What is child labour
Not all work done by children should be classified as child labour that is to be targeted for elimination. The participation of children or adolescents above the minimum age for admission to employment in work that does not affect their health and personal development or interfere with their schooling, is generally regarded as being something positive. This includes activities such as assisting in a family business or earning pocket money outside school hours and during school holidays. These kinds of activities contribute to children’s development and to the welfare of their families; they provide them with skills and experience, and help to prepare them to be productive members of society during their adult life.
The term child labour is often defined as work that deprives children of their childhood, their potential and their dignity, and that is harmful to physical and mental development.
It refers to work that:
- is mentally, physically, socially or morally dangerous and harmful to children; and/or
- interferes with their schooling by: depriving them of the opportunity to attend school; obliging them to leave school prematurely; or requiring them to attempt to combine school attendance with excessively long and heavy work.
Whether or not particular forms of work can be called child labour depends on the child’s age, the type and hours of work performed, the conditions under which it is performed and the objectives pursued by individual countries. The answer varies from country to country, as well as among sectors within countries.
The worst forms of child labour
The worst forms of child labour involve children being enslaved, separated from their families, exposed to serious hazards and illnesses and/or left to fend for themselves on the streets of large cities – often at a very early age.

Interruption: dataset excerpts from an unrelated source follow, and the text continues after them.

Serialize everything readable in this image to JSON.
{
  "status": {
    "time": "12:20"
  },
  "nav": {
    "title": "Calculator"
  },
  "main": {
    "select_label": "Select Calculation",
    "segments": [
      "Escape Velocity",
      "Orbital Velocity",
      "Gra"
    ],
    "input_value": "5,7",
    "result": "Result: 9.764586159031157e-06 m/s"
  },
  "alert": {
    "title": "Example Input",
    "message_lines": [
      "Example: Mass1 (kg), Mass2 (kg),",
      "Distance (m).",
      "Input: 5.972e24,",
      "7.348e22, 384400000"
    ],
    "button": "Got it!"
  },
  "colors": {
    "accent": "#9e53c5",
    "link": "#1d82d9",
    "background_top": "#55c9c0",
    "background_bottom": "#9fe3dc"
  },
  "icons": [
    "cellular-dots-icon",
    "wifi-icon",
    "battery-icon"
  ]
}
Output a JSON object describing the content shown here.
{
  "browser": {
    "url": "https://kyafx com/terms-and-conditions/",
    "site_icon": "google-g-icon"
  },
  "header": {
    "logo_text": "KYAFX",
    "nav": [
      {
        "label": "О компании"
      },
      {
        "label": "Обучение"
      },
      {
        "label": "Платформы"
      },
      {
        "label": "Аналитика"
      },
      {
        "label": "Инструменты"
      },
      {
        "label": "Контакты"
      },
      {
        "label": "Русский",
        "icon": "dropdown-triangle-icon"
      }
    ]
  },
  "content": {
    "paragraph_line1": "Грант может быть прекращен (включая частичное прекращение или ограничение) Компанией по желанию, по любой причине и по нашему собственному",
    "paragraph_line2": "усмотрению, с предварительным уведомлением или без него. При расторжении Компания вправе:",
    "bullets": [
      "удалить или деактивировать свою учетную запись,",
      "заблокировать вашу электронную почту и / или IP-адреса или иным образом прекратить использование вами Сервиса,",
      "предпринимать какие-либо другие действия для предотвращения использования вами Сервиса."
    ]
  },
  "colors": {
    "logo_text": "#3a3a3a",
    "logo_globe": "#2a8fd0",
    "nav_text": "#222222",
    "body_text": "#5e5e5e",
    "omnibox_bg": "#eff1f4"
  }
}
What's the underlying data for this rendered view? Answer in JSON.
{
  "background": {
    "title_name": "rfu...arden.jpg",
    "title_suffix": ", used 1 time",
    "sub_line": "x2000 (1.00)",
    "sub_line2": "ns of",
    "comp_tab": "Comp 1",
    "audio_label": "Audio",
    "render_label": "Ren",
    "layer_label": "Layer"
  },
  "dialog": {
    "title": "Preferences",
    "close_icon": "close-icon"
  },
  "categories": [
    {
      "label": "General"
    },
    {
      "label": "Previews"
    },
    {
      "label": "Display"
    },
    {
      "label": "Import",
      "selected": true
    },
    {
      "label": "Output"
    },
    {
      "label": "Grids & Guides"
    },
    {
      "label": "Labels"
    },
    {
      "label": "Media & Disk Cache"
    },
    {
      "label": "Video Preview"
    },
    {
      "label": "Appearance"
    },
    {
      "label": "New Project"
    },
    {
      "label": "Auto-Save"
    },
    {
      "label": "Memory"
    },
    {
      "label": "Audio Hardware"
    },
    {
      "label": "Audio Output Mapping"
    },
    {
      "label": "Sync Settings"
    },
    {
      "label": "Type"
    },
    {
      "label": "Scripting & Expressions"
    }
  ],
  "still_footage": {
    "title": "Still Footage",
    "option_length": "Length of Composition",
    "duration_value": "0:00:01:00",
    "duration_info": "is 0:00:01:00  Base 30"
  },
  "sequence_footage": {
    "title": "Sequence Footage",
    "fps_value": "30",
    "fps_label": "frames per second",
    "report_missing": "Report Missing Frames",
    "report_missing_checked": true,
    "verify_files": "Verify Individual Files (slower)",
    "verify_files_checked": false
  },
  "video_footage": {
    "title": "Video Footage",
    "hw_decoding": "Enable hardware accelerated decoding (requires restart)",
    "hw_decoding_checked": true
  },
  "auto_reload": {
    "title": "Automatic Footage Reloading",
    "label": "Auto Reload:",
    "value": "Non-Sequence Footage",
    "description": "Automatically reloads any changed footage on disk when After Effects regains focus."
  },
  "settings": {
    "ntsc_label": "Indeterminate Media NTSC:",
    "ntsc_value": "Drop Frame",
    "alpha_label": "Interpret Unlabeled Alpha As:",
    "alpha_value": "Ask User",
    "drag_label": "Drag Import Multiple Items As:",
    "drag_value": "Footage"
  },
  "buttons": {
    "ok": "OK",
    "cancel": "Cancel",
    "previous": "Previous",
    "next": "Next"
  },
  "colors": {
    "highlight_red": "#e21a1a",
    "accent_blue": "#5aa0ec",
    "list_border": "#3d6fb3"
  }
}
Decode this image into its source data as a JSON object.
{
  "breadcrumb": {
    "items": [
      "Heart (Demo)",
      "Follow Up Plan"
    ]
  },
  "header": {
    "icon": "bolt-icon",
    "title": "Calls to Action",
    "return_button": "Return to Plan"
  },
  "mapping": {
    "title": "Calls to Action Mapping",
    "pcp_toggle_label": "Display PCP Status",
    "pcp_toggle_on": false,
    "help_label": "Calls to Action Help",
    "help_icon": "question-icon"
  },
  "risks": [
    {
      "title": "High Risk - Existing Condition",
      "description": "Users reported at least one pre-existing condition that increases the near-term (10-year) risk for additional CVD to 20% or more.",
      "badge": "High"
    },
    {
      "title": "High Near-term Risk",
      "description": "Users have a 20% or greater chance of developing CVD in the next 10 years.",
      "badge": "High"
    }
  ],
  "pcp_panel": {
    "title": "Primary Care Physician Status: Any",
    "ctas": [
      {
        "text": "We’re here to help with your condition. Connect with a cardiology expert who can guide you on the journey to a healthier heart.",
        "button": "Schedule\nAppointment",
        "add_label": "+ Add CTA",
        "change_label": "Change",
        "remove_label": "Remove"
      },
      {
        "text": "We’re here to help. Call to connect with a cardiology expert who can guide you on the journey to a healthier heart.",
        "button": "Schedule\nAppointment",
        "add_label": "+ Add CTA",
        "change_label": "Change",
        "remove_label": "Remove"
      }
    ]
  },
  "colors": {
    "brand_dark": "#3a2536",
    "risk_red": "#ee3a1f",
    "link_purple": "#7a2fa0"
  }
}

Whilst child labour takes many different forms, a priority is to eliminate without delay the worst forms of child labour as defined by Article 3 of ILO Convention No. 182:
(a) all forms of slavery or practices similar to slavery, such as the sale and trafficking of children, debt bondage and serfdom and forced or compulsory labour, including forced or compulsory recruitment of children for use in armed conflict;
(b) the use, procuring or offering of a child for prostitution, for the production of pornography or for pornographic performances;
(c) the use, procuring or offering of a child for illicit activities, in particular for the production and trafficking of drugs as defined in the relevant international treaties;
(d) work which, by its nature or the circumstances in which it is carried out, is likely to harm the health, safety or morals of children (hazardous child labour or hazardous work).